Photo credit: ripped from eTravelPhotos.com

3 comments:

Anonymous said...

Great post HH. Some memories to last a lifetime. I wonder however, if anyone will ever try "to better “manage” the populations" when dealing with our own species. You can "manage" wildlife right into extinction or vitual zoos if you never address human population. I personally don't have much hope of that; at least not without a lot of hard times in a number of places. We seem to need "Pearl Harbors" to motivate ourselves.

I respect your PH for "scratching" the Impala; you had your shot. An acquaintance of mine (notice I didn’t say friend) once got one of the much sought-after California “Antelope” tags. It took him six shots to finally hit and kill the Pronghorn from about 250 yards while 3 of his buddies sat around teasing him. According to one of the guys present, the antelope never stopped grazing or as much as flinched as the bullets whizzed past.

Hungry Hyaena said...

Well, I certainly hope so. There will come a time when our species will have no choice but to institute population control measures, but we could prevent such catastrophe (your Pearl Harbor) by encouraging birth-control programs and small-family economic incentives today. The hypocrisy of the situation is clear, as we continue to manage wildlife populations for an ever growing human population. As you point out, the endgame is virtual wilderness, neatly packaged and fenced in; five generations later, of course, genetics will be the nail in the coffin of those species that find themselves in such a situation.

I also respected Peter's decision. In fact, I was relieved. Two days later, however, after another stalk - this one much longer - I did end up killing a beautiful ram impala. As I wrote in my journal that afternoon,

"I have killed. As I write, my hands are drying after recently being covered in blood and my face marked with ceremonial red streaks. The stalking was great and the hunt was fun, but I sought answers when I pulled the trigger. I only ended up with more questions. This impala was not mine to take. Botswana offered me much, but I had agreed not to kill before arriving and now I have done so. My father, however, is beaming."

The facts which made me more sanguine about the kill were as follows:
1) The ram was six years old - seven is a long life for impala - and had already been abandoned by his females and the rest of his herd. As we stalked him, two herds of impala moved away upon his approach. At that age, the ram was an undesirable, and according to Peter he would have wandered the rest of his days alone until he slowed enough to be taken by another predator.

2) Though I was not yet vegetarian-unless-I-kill/catch-it-myself, the impala meat fed the camp for the remainder of my stay and, one imagines, for at least several weeks more. The skin and lovely horns were sent home and I now have them saved.

I am not only ashamed of having killed the impala, though. We had tracked him for a long distance, at times "army crawling" over a sand patch to keep below the grasses and, at others, running blindly through a island of trees, scattering baboons (Papio cynocephalus), various birds and one particularly enormous, albino African rock python (Python sebae sebae). When the time came, I did make a heart shot I am proud of - off the back of Peter, as no trees were nearby, at nearly two hundred yards - and the excitement of the trackers, Peter and my father, allowed me to absorb the moment as best I could.

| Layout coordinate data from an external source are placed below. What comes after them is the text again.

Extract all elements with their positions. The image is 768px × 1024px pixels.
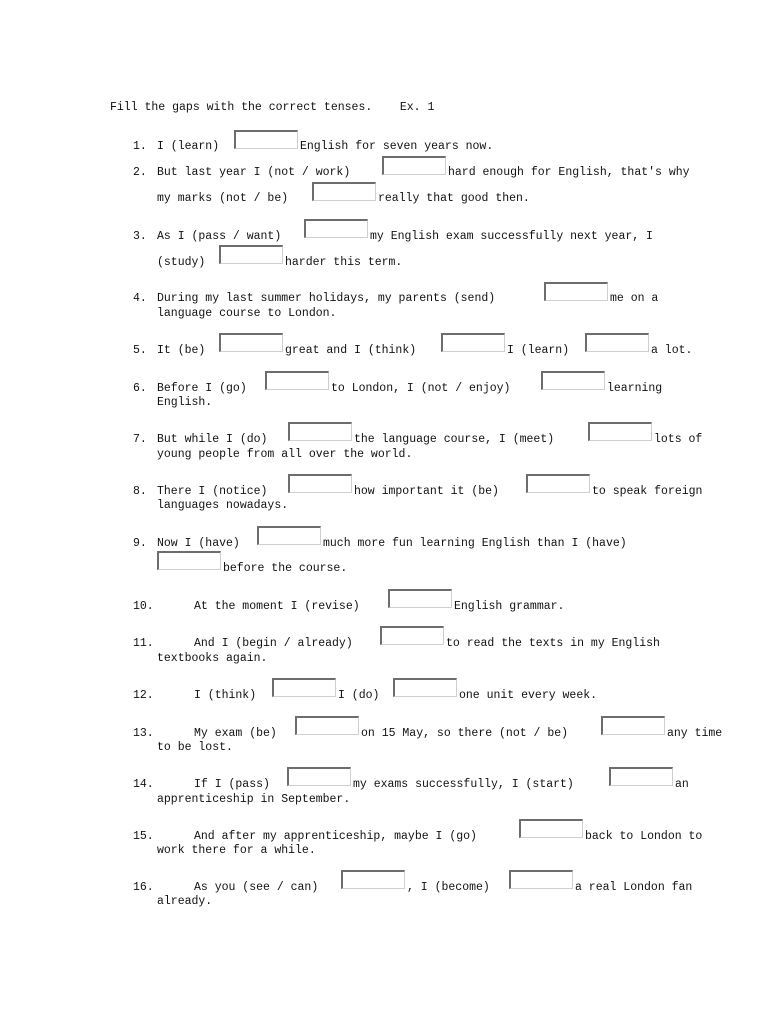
item-text: my English exam successfully next year, I bbox=[370, 230, 653, 243]
item-text: already. bbox=[157, 895, 213, 908]
gap-input-16a[interactable] bbox=[341, 870, 405, 889]
gap-input-8b[interactable] bbox=[526, 474, 590, 493]
item-text: to be lost. bbox=[157, 741, 233, 754]
item-text: But while I (do) bbox=[157, 433, 268, 446]
item-text: young people from all over the world. bbox=[157, 448, 413, 461]
item-text: my marks (not / be) bbox=[157, 192, 289, 205]
item-text: me on a bbox=[610, 292, 659, 305]
item-text: I (think) bbox=[194, 689, 257, 702]
item-text: on 15 May, so there (not / be) bbox=[361, 727, 569, 740]
item-text: Now I (have) bbox=[157, 537, 240, 550]
item-text: (study) bbox=[157, 256, 206, 269]
item-text: During my last summer holidays, my parents (send) bbox=[157, 292, 496, 305]
gap-input-9a[interactable] bbox=[257, 526, 321, 545]
item-text: languages nowadays. bbox=[157, 499, 289, 512]
gap-input-14b[interactable] bbox=[609, 767, 673, 786]
gap-input-5b[interactable] bbox=[441, 333, 505, 352]
item-text: to speak foreign bbox=[592, 485, 703, 498]
gap-input-7a[interactable] bbox=[288, 422, 352, 441]
item-text: , I (become) bbox=[407, 881, 490, 894]
gap-input-15[interactable] bbox=[519, 819, 583, 838]
item-text: And I (begin / already) bbox=[194, 637, 353, 650]
gap-input-10[interactable] bbox=[388, 589, 452, 608]
item-text: my exams successfully, I (start) bbox=[353, 778, 574, 791]
item-text: a lot. bbox=[651, 344, 693, 357]
item-text: I (do) bbox=[338, 689, 380, 702]
gap-input-12a[interactable] bbox=[272, 678, 336, 697]
item-number: 5. bbox=[133, 344, 147, 357]
item-text: At the moment I (revise) bbox=[194, 600, 360, 613]
gap-input-2b[interactable] bbox=[312, 182, 376, 201]
item-number: 15. bbox=[133, 830, 154, 843]
item-text: before the course. bbox=[223, 562, 348, 575]
gap-input-3a[interactable] bbox=[304, 219, 368, 238]
item-text: As you (see / can) bbox=[194, 881, 319, 894]
gap-input-5c[interactable] bbox=[585, 333, 649, 352]
exercise-heading: Fill the gaps with the correct tenses. Ex. 1 bbox=[110, 101, 435, 114]
gap-input-6b[interactable] bbox=[541, 371, 605, 390]
gap-input-6a[interactable] bbox=[265, 371, 329, 390]
item-text: I (learn) bbox=[507, 344, 570, 357]
item-text: a real London fan bbox=[575, 881, 693, 894]
item-text: English for seven years now. bbox=[300, 140, 494, 153]
item-text: Before I (go) bbox=[157, 382, 247, 395]
item-number: 12. bbox=[133, 689, 154, 702]
item-text: textbooks again. bbox=[157, 652, 268, 665]
item-text: to read the texts in my English bbox=[446, 637, 660, 650]
gap-input-2a[interactable] bbox=[382, 156, 446, 175]
item-number: 3. bbox=[133, 230, 147, 243]
item-text: much more fun learning English than I (have) bbox=[323, 537, 627, 550]
item-text: And after my apprenticeship, maybe I (go) bbox=[194, 830, 477, 843]
gap-input-12b[interactable] bbox=[393, 678, 457, 697]
item-number: 11. bbox=[133, 637, 154, 650]
item-number: 13. bbox=[133, 727, 154, 740]
item-number: 7. bbox=[133, 433, 147, 446]
item-text: As I (pass / want) bbox=[157, 230, 282, 243]
item-text: But last year I (not / work) bbox=[157, 166, 351, 179]
gap-input-13b[interactable] bbox=[601, 716, 665, 735]
gap-input-14a[interactable] bbox=[287, 767, 351, 786]
item-number: 2. bbox=[133, 166, 147, 179]
item-text: harder this term. bbox=[285, 256, 403, 269]
item-text: learning bbox=[607, 382, 663, 395]
item-text: really that good then. bbox=[378, 192, 530, 205]
item-text: language course to London. bbox=[157, 307, 337, 320]
item-number: 10. bbox=[133, 600, 154, 613]
item-text: lots of bbox=[654, 433, 703, 446]
item-text: to London, I (not / enjoy) bbox=[331, 382, 511, 395]
item-number: 14. bbox=[133, 778, 154, 791]
gap-input-13a[interactable] bbox=[295, 716, 359, 735]
gap-input-11[interactable] bbox=[380, 626, 444, 645]
gap-input-1[interactable] bbox=[234, 130, 298, 149]
item-number: 1. bbox=[133, 140, 147, 153]
item-number: 6. bbox=[133, 382, 147, 395]
item-text: It (be) bbox=[157, 344, 206, 357]
item-text: how important it (be) bbox=[354, 485, 499, 498]
item-text: great and I (think) bbox=[285, 344, 417, 357]
item-text: I (learn) bbox=[157, 140, 220, 153]
item-text: the language course, I (meet) bbox=[354, 433, 555, 446]
gap-input-4[interactable] bbox=[544, 282, 608, 301]
item-text: back to London to bbox=[585, 830, 703, 843]
item-text: If I (pass) bbox=[194, 778, 270, 791]
item-number: 16. bbox=[133, 881, 154, 894]
item-text: hard enough for English, that's why bbox=[448, 166, 690, 179]
item-text: apprenticeship in September. bbox=[157, 793, 351, 806]
gap-input-9b[interactable] bbox=[157, 551, 221, 570]
item-number: 8. bbox=[133, 485, 147, 498]
gap-input-3b[interactable] bbox=[219, 245, 283, 264]
gap-input-7b[interactable] bbox=[588, 422, 652, 441]
item-text: any time bbox=[667, 727, 723, 740]
item-text: an bbox=[675, 778, 689, 791]
item-text: My exam (be) bbox=[194, 727, 277, 740]
item-number: 4. bbox=[133, 292, 147, 305]
item-number: 9. bbox=[133, 537, 147, 550]
item-text: There I (notice) bbox=[157, 485, 268, 498]
gap-input-5a[interactable] bbox=[219, 333, 283, 352]
gap-input-16b[interactable] bbox=[509, 870, 573, 889]
item-text: English. bbox=[157, 396, 213, 409]
item-text: work there for a while. bbox=[157, 844, 316, 857]
item-text: English grammar. bbox=[454, 600, 565, 613]
item-text: one unit every week. bbox=[459, 689, 598, 702]
gap-input-8a[interactable] bbox=[288, 474, 352, 493]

Unlike white-tail deer, though, impala are not really in need of much "management" in Africa's Okavango Delta. This last bit has never sat well with me. Sure, I was nineteen, but I still feel I should have put my foot down, even if I now look back on the experience with an odd mixture of pride and shame.

Hungry Hyaena said...

Egh...still at home, sick, this fine Monday morning.

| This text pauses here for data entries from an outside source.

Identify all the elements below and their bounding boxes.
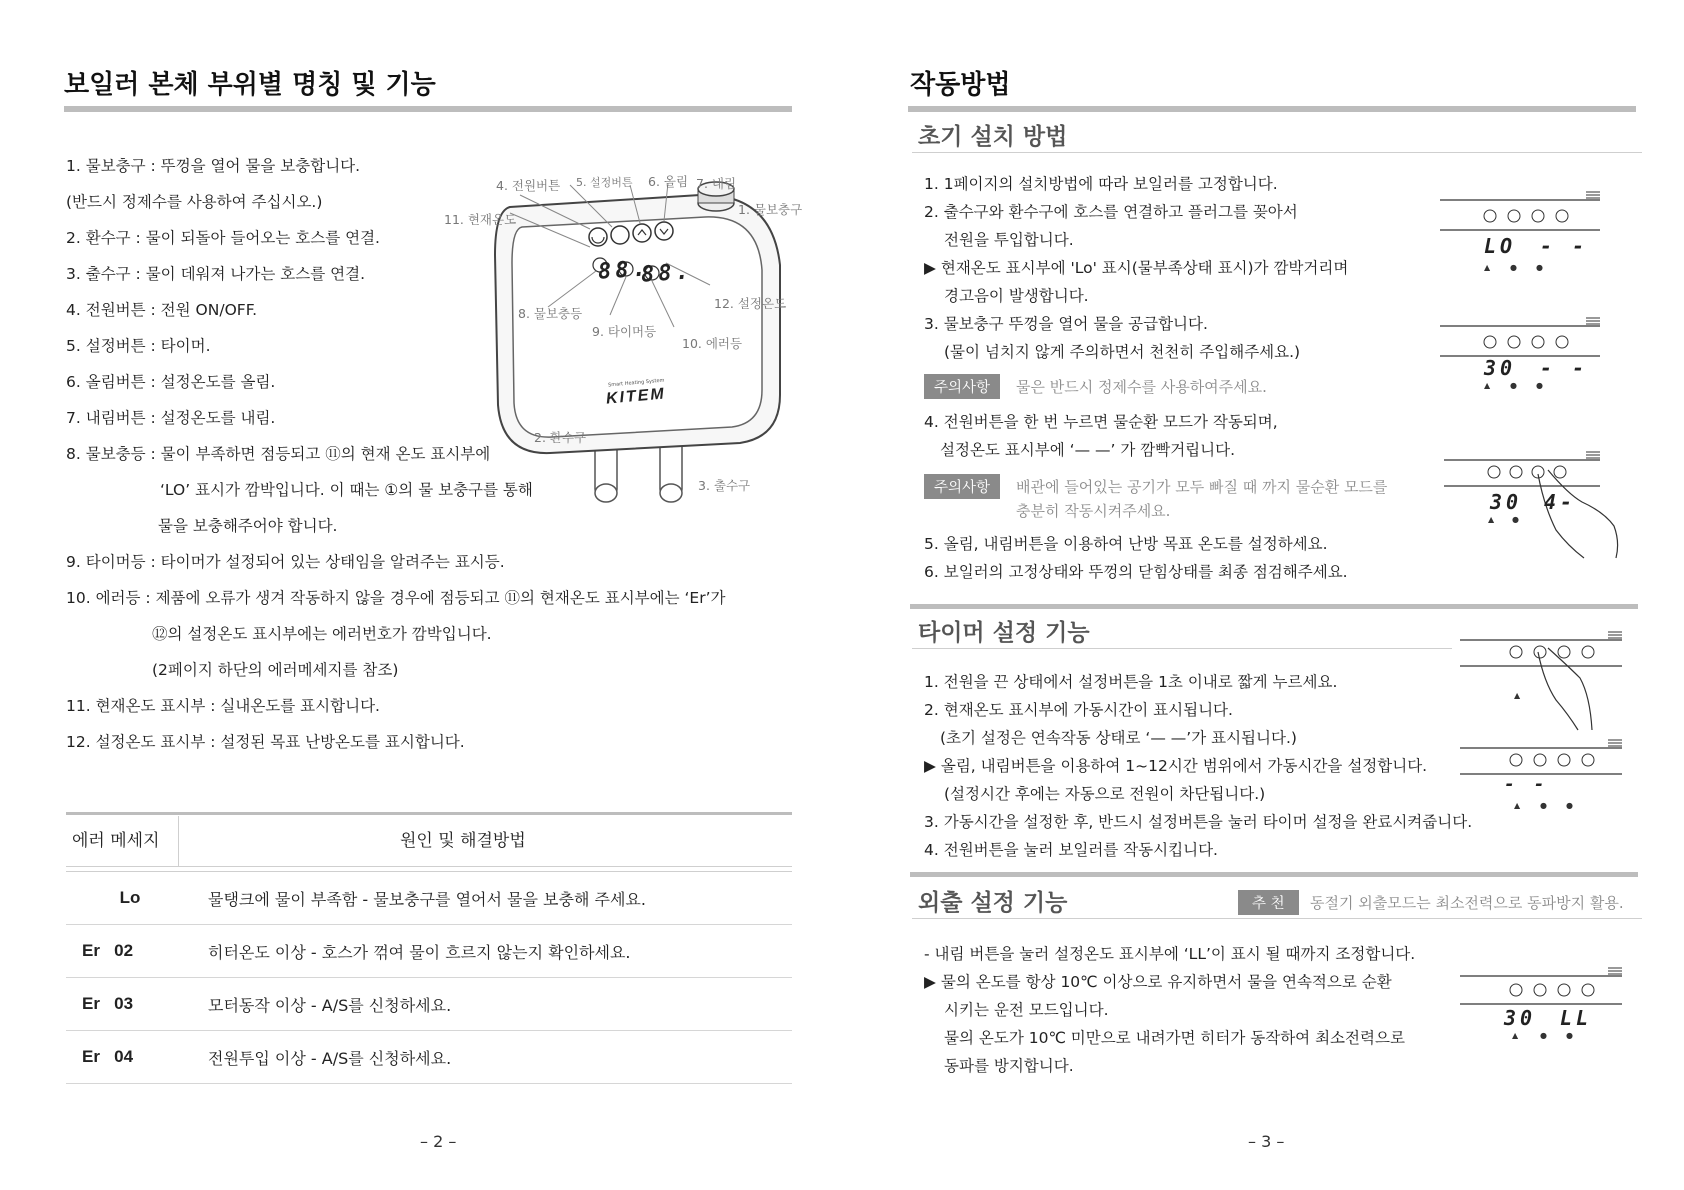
timer-step: (설정시간 후에는 자동으로 전원이 차단됩니다.) [944, 785, 1266, 803]
hand-icon [1538, 470, 1618, 558]
svg-text:●: ● [1512, 515, 1519, 524]
table-row [66, 1031, 792, 1084]
list-item: 6. 올림버튼 : 설정온도를 올림. [66, 373, 276, 391]
table-row [66, 872, 792, 925]
caution-badge: 주의사항 [924, 374, 1000, 399]
caution-badge: 주의사항 [924, 474, 1000, 499]
list-item: 4. 전원버튼 : 전원 ON/OFF. [66, 301, 258, 319]
timer-step: 2. 현재온도 표시부에 가동시간이 표시됩니다. [924, 701, 1233, 719]
list-item: 5. 설정버튼 : 타이머. [66, 337, 211, 355]
panel-right-readout: - - [1540, 234, 1589, 258]
table-row [66, 925, 792, 978]
install-step: 1. 1페이지의 설치방법에 따라 보일러를 고정합니다. [924, 175, 1278, 193]
svg-text:▲: ▲ [1512, 1031, 1519, 1040]
page-number-left: – 2 – [420, 1132, 457, 1151]
panel-left-readout: 30 [1490, 490, 1523, 514]
caution-text: 배관에 들어있는 공기가 모두 빠질 때 까지 물순환 모드를 [1016, 478, 1388, 496]
panel-diagram [1440, 186, 1600, 276]
list-item: 12. 설정온도 표시부 : 설정된 목표 난방온도를 표시합니다. [66, 733, 465, 751]
timer-step: 1. 전원을 끈 상태에서 설정버튼을 1초 이내로 짧게 누르세요. [924, 673, 1338, 691]
list-item: 10. 에러등 : 제품에 오류가 생겨 작동하지 않을 경우에 점등되고 ⑪의 현재온도 표시부에는 ‘Er’가 [66, 589, 726, 607]
error-desc: 히터온도 이상 - 호스가 꺾여 물이 흐르지 않는지 확인하세요. [208, 942, 631, 962]
table-header-desc: 원인 및 해결방법 [400, 831, 526, 851]
install-step: 4. 전원버튼을 한 번 누르면 물순환 모드가 작동되며, [924, 413, 1278, 431]
install-step: 경고음이 발생합니다. [944, 287, 1089, 305]
table-header-divider [178, 816, 179, 866]
install-step: 6. 보일러의 고정상태와 뚜껑의 닫힘상태를 최종 점검해주세요. [924, 563, 1348, 581]
timer-step: ▶ 올림, 내림버튼을 이용하여 1~12시간 범위에서 가동시간을 설정합니다. [924, 757, 1428, 775]
error-code: Lo [119, 888, 141, 907]
away-line: 물의 온도가 10℃ 미만으로 내려가면 히터가 동작하여 최소전력으로 [944, 1029, 1405, 1047]
section-rule [912, 152, 1642, 153]
list-item: ‘LO’ 표시가 깜박입니다. 이 때는 ①의 물 보충구를 통해 [160, 481, 533, 499]
svg-text:●: ● [1536, 263, 1543, 272]
list-item: 1. 물보충구 : 뚜껑을 열어 물을 보충합니다. [66, 157, 361, 175]
label-current-temp: 11. 현재온도 [444, 212, 517, 227]
install-step: ▶ 현재온도 표시부에 'Lo' 표시(물부족상태 표시)가 깜박거리며 [924, 259, 1349, 277]
list-item: 2. 환수구 : 물이 되돌아 들어오는 호스를 연결. [66, 229, 380, 247]
away-line: 시키는 운전 모드입니다. [944, 1001, 1109, 1019]
label-down-button: 7. 내림 [696, 176, 737, 191]
error-desc: 물탱크에 물이 부족함 - 물보충구를 열어서 물을 보충해 주세요. [208, 889, 646, 909]
set-temp-display: 88. [640, 259, 694, 288]
error-code: Er 02 [82, 941, 134, 960]
brand-logo: KITEM [605, 385, 667, 408]
panel-left-readout: 30 [1484, 356, 1517, 380]
label-fill-port: 1. 물보충구 [738, 202, 803, 217]
svg-text:▲: ▲ [1484, 263, 1491, 272]
svg-text:▲: ▲ [1514, 801, 1521, 810]
recommend-text: 동절기 외출모드는 최소전력으로 동파방지 활용. [1310, 894, 1624, 912]
away-line: - 내림 버튼을 눌러 설정온도 표시부에 ‘LL’이 표시 될 때까지 조정합니다. [924, 945, 1416, 963]
list-item: 3. 출수구 : 물이 데워져 나가는 호스를 연결. [66, 265, 365, 283]
away-line: 동파를 방지합니다. [944, 1057, 1074, 1075]
title-rule-right [908, 106, 1636, 112]
list-item: (반드시 정제수를 사용하여 주십시오.) [66, 193, 323, 211]
label-power-button: 4. 전원버튼 [496, 178, 561, 193]
panel-left-readout: 30 [1504, 1006, 1537, 1030]
away-line: ▶ 물의 온도를 항상 10℃ 이상으로 유지하면서 물을 연속적으로 순환 [924, 973, 1392, 991]
install-step: (물이 넘치지 않게 주의하면서 천천히 주입해주세요.) [944, 343, 1301, 361]
svg-text:●: ● [1536, 381, 1543, 390]
list-item: 물을 보충해주어야 합니다. [158, 517, 338, 535]
error-desc: 전원투입 이상 - A/S를 신청하세요. [208, 1048, 452, 1068]
svg-text:●: ● [1566, 1031, 1573, 1040]
label-timer-lamp: 9. 타이머등 [592, 324, 657, 339]
label-set-temp: 12. 설정온도 [714, 296, 787, 311]
list-item: ⑫의 설정온도 표시부에는 에러번호가 깜박입니다. [152, 625, 492, 643]
page-number-right: – 3 – [1248, 1132, 1285, 1151]
svg-text:▲: ▲ [1514, 691, 1521, 700]
timer-step: 4. 전원버튼을 눌러 보일러를 작동시킵니다. [924, 841, 1218, 859]
left-page-title: 보일러 본체 부위별 명칭 및 기능 [64, 70, 436, 100]
panel-right-readout: 4- [1544, 490, 1577, 514]
panel-right-readout: LL [1560, 1006, 1593, 1030]
svg-text:●: ● [1510, 263, 1517, 272]
list-item: 7. 내림버튼 : 설정온도를 내림. [66, 409, 276, 427]
error-code: Er 03 [82, 994, 134, 1013]
panel-diagram [1444, 446, 1624, 566]
svg-text:●: ● [1510, 381, 1517, 390]
table-header-rule [66, 866, 792, 867]
caution-text: 물은 반드시 정제수를 사용하여주세요. [1016, 378, 1267, 396]
list-item: 11. 현재온도 표시부 : 실내온도를 표시합니다. [66, 697, 380, 715]
section-rule [912, 918, 1642, 919]
panel-diagram [1440, 312, 1600, 392]
list-item: (2페이지 하단의 에러메세지를 참조) [152, 661, 399, 679]
section-rule-away [910, 872, 1638, 877]
panel-right-readout: - - [1540, 356, 1589, 380]
label-outlet-port: 3. 출수구 [698, 478, 751, 493]
panel-diagram [1460, 626, 1640, 736]
install-step: 전원을 투입합니다. [944, 231, 1074, 249]
label-water-lamp: 8. 물보충등 [518, 306, 583, 321]
timer-step: 3. 가동시간을 설정한 후, 반드시 설정버튼을 눌러 타이머 설정을 완료시켜줍니다. [924, 813, 1473, 831]
error-code: Er 04 [82, 1047, 134, 1066]
svg-text:▲: ▲ [1488, 515, 1495, 524]
section-heading-timer: 타이머 설정 기능 [918, 620, 1090, 646]
install-step: 2. 출수구와 환수구에 호스를 연결하고 플러그를 꽂아서 [924, 203, 1298, 221]
section-rule [912, 648, 1452, 649]
section-heading-install: 초기 설치 방법 [918, 124, 1068, 150]
panel-diagram [1460, 734, 1640, 814]
brand-subtitle: Smart Heating System [607, 377, 665, 389]
label-set-button: 5. 설정버튼 [576, 176, 633, 189]
current-temp-display: 88. [597, 256, 651, 285]
panel-left-readout: - - [1504, 774, 1549, 795]
install-step: 5. 올림, 내림버튼을 이용하여 난방 목표 온도를 설정하세요. [924, 535, 1328, 553]
hand-icon [1538, 648, 1592, 730]
section-rule-timer [910, 604, 1638, 609]
section-heading-away: 외출 설정 기능 [918, 890, 1068, 916]
table-top-rule [66, 812, 792, 815]
install-step: 3. 물보충구 뚜껑을 열어 물을 공급합니다. [924, 315, 1208, 333]
panel-diagram [1460, 962, 1640, 1042]
timer-step: (초기 설정은 연속작동 상태로 ‘— —’가 표시됩니다.) [940, 729, 1297, 747]
panel-left-readout: LO [1484, 234, 1517, 258]
error-desc: 모터동작 이상 - A/S를 신청하세요. [208, 995, 452, 1015]
title-rule [64, 106, 792, 112]
svg-text:●: ● [1540, 801, 1547, 810]
list-item: 9. 타이머등 : 타이머가 설정되어 있는 상태임을 알려주는 표시등. [66, 553, 505, 571]
label-error-lamp: 10. 에러등 [682, 336, 743, 351]
label-return-port: 2. 환수구 [534, 430, 587, 445]
list-item: 8. 물보충등 : 물이 부족하면 점등되고 ⑪의 현재 온도 표시부에 [66, 445, 491, 463]
caution-text: 충분히 작동시켜주세요. [1016, 502, 1171, 520]
svg-text:▲: ▲ [1484, 381, 1491, 390]
error-table [66, 872, 792, 1084]
svg-text:●: ● [1566, 801, 1573, 810]
right-page-title: 작동방법 [910, 70, 1011, 100]
table-header-code: 에러 메세지 [72, 831, 160, 851]
label-up-button: 6. 올림 [648, 174, 689, 189]
recommend-badge: 추 천 [1238, 890, 1299, 915]
svg-text:●: ● [1540, 1031, 1547, 1040]
install-step: 설정온도 표시부에 ‘— —’ 가 깜빡거립니다. [940, 441, 1236, 459]
table-row [66, 978, 792, 1031]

Anyway, Devo, thank you for the compliments, thuogh I think my writing is pretty mediocre when considering the whole field.

The miner's stalking story is terrific. I only hope he was tracking the mountain lion without doggie backup; it just makes it that much more of an experience to track a big predator solo...certainly one I've never had.

Also, I've read some articles by miners that might surprise the average eco-crusader. Not everyone who ends up in that line of work is a soulless husk. The folks on top, however, are another matter.